The astronomers compiled these data for each star and used simulation software called TNG50 to test 61 different scenarios of how the Galaxy might have formed. Once they found a specific sequence of events that yielded an output closest to the real data, they condensed their results into a 3-phase history of the Galaxy, with each phase corresponding to a defining event.
They suggested the first phase consisted of the Galaxy before its distinct disk shape formed, referred to as the protogalaxy (13.6 to 11 billion years ago). Back then, stars emerged and moved randomly, with the team describing this period as “chaotic and disordered.” Ancient stars that formed during this phase still move disorganizedly but are concentrated near the center of the Milky Way.

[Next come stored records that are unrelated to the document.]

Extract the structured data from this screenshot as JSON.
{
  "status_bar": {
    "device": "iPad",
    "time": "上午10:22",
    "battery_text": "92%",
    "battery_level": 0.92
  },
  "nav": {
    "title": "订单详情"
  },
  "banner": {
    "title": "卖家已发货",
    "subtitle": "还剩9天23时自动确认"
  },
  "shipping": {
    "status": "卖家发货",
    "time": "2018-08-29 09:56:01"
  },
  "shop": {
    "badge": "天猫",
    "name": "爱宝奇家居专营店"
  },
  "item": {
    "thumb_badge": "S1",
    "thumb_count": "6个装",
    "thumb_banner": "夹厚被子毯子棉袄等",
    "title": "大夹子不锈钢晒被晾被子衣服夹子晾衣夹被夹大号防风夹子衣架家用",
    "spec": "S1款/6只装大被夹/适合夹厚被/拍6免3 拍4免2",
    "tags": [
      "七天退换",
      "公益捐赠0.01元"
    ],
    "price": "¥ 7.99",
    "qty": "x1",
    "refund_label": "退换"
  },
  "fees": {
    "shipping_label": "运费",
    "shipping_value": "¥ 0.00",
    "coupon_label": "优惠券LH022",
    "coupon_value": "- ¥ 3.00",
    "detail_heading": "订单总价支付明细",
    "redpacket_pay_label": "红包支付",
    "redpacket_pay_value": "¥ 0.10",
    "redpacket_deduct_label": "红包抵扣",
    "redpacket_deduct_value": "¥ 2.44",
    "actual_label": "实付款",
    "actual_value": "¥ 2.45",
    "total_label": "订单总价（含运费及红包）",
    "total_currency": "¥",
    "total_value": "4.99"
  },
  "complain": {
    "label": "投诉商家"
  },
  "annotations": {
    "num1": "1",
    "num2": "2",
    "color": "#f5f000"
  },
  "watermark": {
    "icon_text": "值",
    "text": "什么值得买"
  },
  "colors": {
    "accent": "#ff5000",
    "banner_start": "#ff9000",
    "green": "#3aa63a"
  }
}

At the end of the protogalaxy phase, gravity pulled all the stars in the disk closer together, causing them to spin faster around the Galactic center until the Galaxy reached its second stage, the hot disk phase (11 to 8 billion years ago). Back then, the Galaxy’s iconic flat spiral disk shape formed. Stars emerged in periodic bursts at a higher average rate than today, at more than 1.6 solar masses per year. Additionally, the astronomers interpreted discrepancies in metallicity among stars from the hot disk phase as evidence of the Milky Way merging with another smaller galaxy.
They suggested we are currently in the third phase of our Galaxy’s history, defined by stars orbiting in orderly circles. Stars with high metallicities orbit toward the resource-rich center of the Galaxy, and stars with low metallicities orbit toward the sparse edges. They called this phase the cold disk phase (8 billion years ago to the present) because its defining event has been a reduction or “cooldown” in how chaotically stars orbit the center of the Galaxy.
The astronomers concluded that their simple picture can reproduce the overall structure of the Milky Way. However, they also noted that an improved study would require data from more stars and the precise ages of those stars rather than the indirect age indicators they used.